É comum pensar que o relativismo em Ética seja garantido pela vasta diferença de opiniões morais em uma sociedade. As opiniões morais a respeito do aborto ou da esmola seriam relativas, pois alguns as aceitam e outros as criticam. Há uma espécie de relativismo nesse pensamento, mas necessita ser especificado. O relativismo é uma tese metafísica, ou seja, é uma afirmação sobre a realidade, sobre como as coisas são. Para o relativismo, não há padrões universais ou verdades absolutas. O infanticídio, por exemplo, pode ser aceito em algumas culturas e rejeitado por outras, sem que haja alguma forma de determinar se esse ato é em si moralmente permitido ou errado.
É um engano, entretanto, acreditar que a divergência de opiniões morais seja suficiente para garantir a tese do relativismo, ou seja, para afirmar que padrões e regras morais são relativos e que essa resposta é final. Todo esse debate não é simplesmente uma pesquisa de opinião. Para que possamos fundamentar a tese relativista, adota-se uma série de investigações e argumentos. Estes pretendem tornar racionalmente aceitável a tese de que a moralidade é uma questão restrita às convicções, práticas e tradições de um grupo de pessoas ou de uma cultura.

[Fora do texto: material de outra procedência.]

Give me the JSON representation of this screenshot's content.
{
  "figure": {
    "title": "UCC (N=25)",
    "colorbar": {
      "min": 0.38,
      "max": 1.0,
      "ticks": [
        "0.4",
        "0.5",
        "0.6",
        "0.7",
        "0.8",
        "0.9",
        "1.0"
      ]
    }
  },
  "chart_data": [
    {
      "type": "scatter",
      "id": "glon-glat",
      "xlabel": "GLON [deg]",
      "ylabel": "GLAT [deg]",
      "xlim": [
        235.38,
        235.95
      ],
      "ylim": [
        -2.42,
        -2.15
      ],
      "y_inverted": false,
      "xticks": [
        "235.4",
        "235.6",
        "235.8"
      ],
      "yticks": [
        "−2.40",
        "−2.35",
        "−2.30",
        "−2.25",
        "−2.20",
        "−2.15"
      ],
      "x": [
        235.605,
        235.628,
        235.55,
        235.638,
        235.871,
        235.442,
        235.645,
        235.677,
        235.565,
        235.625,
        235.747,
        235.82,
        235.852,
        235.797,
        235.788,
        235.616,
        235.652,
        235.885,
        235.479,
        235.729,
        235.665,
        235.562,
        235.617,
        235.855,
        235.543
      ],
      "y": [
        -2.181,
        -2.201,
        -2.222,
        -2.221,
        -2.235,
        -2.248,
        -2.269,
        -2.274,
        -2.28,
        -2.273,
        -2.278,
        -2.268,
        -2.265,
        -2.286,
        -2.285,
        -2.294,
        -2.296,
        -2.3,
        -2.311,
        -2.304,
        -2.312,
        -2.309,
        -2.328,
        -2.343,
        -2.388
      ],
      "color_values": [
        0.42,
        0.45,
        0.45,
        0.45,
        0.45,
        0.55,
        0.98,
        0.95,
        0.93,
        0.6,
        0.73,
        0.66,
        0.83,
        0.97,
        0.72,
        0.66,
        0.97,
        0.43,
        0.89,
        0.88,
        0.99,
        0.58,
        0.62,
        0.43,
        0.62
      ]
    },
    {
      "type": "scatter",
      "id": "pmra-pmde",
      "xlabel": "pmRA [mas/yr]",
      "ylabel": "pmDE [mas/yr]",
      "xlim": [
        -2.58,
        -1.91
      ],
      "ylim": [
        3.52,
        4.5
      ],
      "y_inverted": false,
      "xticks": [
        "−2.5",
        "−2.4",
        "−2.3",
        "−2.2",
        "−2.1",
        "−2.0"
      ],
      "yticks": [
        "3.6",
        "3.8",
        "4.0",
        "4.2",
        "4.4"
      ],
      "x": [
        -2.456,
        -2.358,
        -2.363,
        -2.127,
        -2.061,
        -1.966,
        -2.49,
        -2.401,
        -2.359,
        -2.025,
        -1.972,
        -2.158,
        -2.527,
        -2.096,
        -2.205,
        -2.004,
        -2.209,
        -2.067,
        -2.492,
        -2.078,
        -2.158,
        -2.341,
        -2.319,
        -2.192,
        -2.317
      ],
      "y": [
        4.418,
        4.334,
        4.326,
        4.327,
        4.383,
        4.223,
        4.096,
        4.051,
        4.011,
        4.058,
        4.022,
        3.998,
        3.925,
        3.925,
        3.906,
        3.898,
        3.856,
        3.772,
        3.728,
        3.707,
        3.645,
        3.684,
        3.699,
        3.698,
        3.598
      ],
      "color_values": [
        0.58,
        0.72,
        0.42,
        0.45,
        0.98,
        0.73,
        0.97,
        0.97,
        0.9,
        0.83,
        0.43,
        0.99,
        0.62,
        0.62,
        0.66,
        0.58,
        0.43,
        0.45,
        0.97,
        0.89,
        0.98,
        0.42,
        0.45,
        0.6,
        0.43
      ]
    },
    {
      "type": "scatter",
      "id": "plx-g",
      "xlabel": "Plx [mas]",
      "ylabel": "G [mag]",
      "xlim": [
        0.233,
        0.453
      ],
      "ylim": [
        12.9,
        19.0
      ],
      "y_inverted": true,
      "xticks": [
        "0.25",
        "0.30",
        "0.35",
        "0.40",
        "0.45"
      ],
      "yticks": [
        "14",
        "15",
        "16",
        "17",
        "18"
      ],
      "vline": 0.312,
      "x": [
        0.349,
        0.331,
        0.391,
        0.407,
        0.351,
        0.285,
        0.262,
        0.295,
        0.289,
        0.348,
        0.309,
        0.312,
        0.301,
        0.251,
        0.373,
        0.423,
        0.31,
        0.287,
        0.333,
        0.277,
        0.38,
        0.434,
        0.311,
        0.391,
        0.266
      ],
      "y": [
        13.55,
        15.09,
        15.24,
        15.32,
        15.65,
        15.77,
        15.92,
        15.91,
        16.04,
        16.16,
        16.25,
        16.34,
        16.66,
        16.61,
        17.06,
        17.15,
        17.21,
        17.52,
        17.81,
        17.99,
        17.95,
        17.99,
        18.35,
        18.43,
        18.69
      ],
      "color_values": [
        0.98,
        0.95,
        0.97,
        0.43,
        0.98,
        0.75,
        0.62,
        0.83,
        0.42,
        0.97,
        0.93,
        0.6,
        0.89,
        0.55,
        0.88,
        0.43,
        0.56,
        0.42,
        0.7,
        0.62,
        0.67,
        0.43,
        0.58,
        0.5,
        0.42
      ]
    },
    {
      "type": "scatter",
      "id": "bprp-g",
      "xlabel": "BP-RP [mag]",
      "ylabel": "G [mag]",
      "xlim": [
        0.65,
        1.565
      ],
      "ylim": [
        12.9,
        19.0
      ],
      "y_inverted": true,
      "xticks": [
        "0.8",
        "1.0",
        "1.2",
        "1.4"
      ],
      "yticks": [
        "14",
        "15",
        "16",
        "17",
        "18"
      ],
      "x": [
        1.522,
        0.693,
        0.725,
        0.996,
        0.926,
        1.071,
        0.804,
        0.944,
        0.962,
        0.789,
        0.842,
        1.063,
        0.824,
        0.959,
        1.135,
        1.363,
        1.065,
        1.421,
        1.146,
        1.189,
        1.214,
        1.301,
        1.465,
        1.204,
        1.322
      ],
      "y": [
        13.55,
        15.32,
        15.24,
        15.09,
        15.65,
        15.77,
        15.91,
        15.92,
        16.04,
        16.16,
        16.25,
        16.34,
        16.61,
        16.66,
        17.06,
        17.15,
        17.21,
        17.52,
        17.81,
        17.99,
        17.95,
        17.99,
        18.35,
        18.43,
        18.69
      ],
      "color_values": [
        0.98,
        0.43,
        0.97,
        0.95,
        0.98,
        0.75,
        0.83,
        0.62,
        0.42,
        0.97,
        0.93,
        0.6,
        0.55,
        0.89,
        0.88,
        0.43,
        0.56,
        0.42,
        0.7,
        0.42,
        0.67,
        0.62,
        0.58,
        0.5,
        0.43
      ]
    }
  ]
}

Um dos principais defensores do Relativismo moral é Gilbert Harman. Muitos de seus argumentos comparam a moralidade com fenômenos em outros campos do saber. Uma das comparações mais interessantes é com a Física: não há como determinar, de forma absoluta, se algo está ou não em repouso. Essa avaliação só pode ser relativa: todo objeto está em repouso ou movimento em relação a um determinado ponto de referência.
O mesmo ocorreria com a Ética:
“Há muitas moralidades ou estruturas morais de referência e se algo é moralmente certo ou errado, bom ou mau, justo ou injusto, virtuoso ou não é sempre uma questão relativa. Algo só pode ser certo ou bom ou justo apenas em relação a uma estrutura moral e errado ou mau ou injusto em relação a outra. Nada é simplesmente certo ou bom ou injusto ou virtuoso.” (HARMAN, 2015, p. 858, tradução nossa)
A diversidade moral é um fato que não podemos negar, mas em que sentido é possível tomar esse fato como evidência de que não há valores morais absolutos? Sabemos que todo ser humano é falho em seus raciocínios e decisões, e que parte dessa imperfeição é refletida em suas ações. Devemos, assim, esperar certa falha no comportamento moral das nossas sociedades e dos diversos agrupamentos humanos. Nenhuma moralidade pode ser, nesse sentido, a mais correta ou perfeita. Não estaríamos, em certo sentido, falhando em tomar as melhores decisões?
Em todo caso, a tese defendida por Gilbert Harman não está relacionada ao que uma ou algumas pessoas pensam sobre determinado ato ou valor moral, nem da impossibilidade de chegarem a um acordo. Assim como na Física dependemos de oferecer um ponto de referência para avaliar se algo está ou não em movimento, na moralidade também precisamos oferecer algum contexto. Quando dois brasileiros discutem sobre o aborto, é nesse contexto que será avaliada toda a discussão. E essa avaliação não depende do que cada interlocutor pensa ou acredita sobre o aborto, pois é por uma questão metafísica, a saber, a ausência de um valor universal para a moralidade do aborto, que esse ato só pode ser avaliado contextualmente – sendo rejeitado ou permitido, sem que isso indique que o ato é em si moralmente correto ou inaceitável.
Gilbert Harman considera, como outros filósofos, que oferecer o relativismo moral como a melhor explicação para toda a diversidade moral que percebemos. Esse posicionamento pressupõe que as demais teorias, realistas ou mesmo construtivistas, não são capazes de oferecer outra explicação, que seja mais plausível, para a complexidade moral que percebemos em nossas sociedades.
Referências bibliográficas:
AUDI, Robert. Moral Value and Human Diversity. Oxford: Oxford University Press, 2007.
HARMAN, Gilbert. Is There a Single True Morality?. In: HARMAN, Gilbert. Explaining value and other essays in moral philosophy. New York: Oxford University Press, 2000. p. 77-99.